Discussion on: My Tests Are Being Maintained by Artificial Intelligence

View post

I would struggle to trust the results of something like this. I defer to my bible of unit testing - Osherove's The Art of Unit Testing:

UPDATED AND FINAL DEFINITION 1.2 A unit test is an automated piece of code
that invokes the unit of work being tested, and then checks some assumptions
about a single end result of that unit. A unit test is almost always written using a unit testing framework. It can be written easily and runs quickly. It’s trustworthy, readable, and maintainable. It’s consistent in its results as long as production code hasn’t changed.

If both your code-under-test and the test itself are changing at the same time, how do you know which change is causing the pass/fail result?

Ben Klein • Oct 17 '18

This isn't a unit test, it's a end 2 end integration test. So the unit test definition doesn't apply here :) Just sayin #noharm

setagana • Oct 18 '18

I was hoping that the reason Osherove included the bold sentence in his definition would be clear to everyone, but apparently that needs to be explained to people who are more interested in semantics.

The principle can and should be abstracted to any automated test and even beyond computer science. One-Factor-at-a-Time (OFAT) is a paradigm of experiment design that sees use in almost every branch of science and engineering. The primary arguments against OFAT are that:

1) It fails to identify interaction effects that result from combined inputs in a multi-factor system.
2) It's inefficient in situations where data is costly.

Point 2 doesn't apply to automated testing because the cost of acquiring more data is simply waiting for your tests to run.

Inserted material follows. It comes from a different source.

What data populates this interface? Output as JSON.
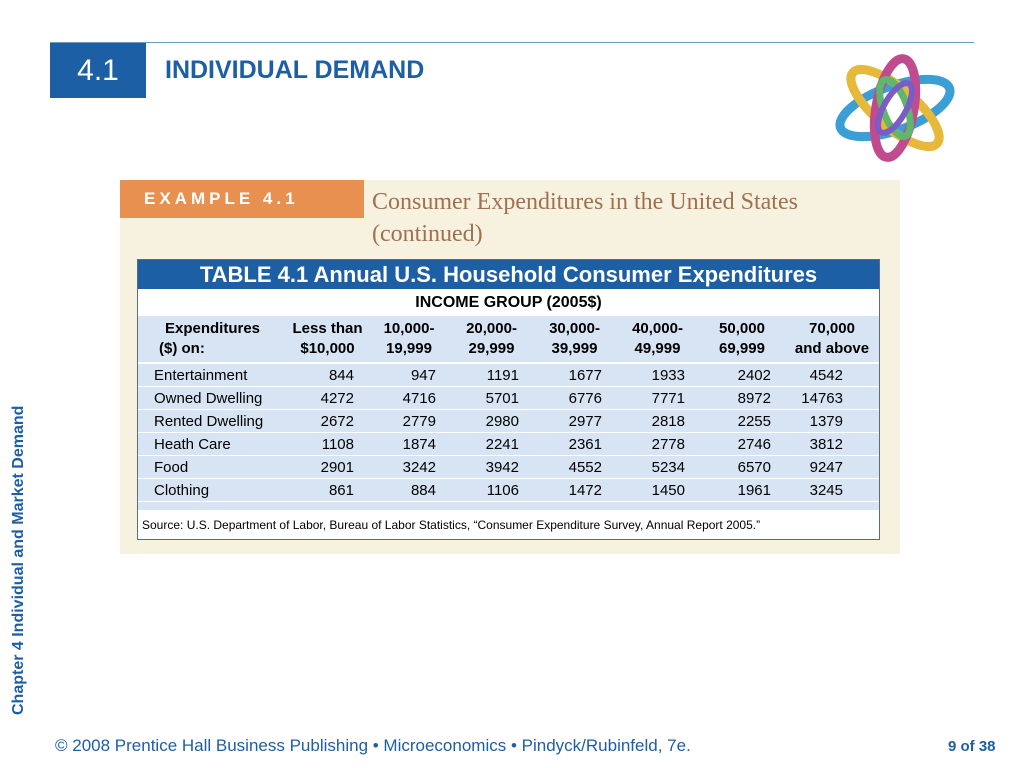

Point 1 makes an interesting case for why I would argue against self-changing tests. In the case of self-changing tests we have two factors that vary - the code-under-test and the tests themselves. We could state that we don't want there to be an interaction between the tests and the code because we don't want our code to perform one way in testing and another way when given to users.

But how could you check that no such interaction exists? You would need to have a representative sample of the range of values that both factors could assume, and analyze the results of the varying combinations. In the case of self-changing tests, you have no ability to make the system try out various values and present you with its findings for a given value of code-under-test, nor do you have any way to conceptualize what range of parameters the system is considering changing.

At least when you write tests yourself you can form some idea of what the range is of possible test parameters and make use of your knowledge of the domain to tease out any possible interactions between your test set and the code-under-test.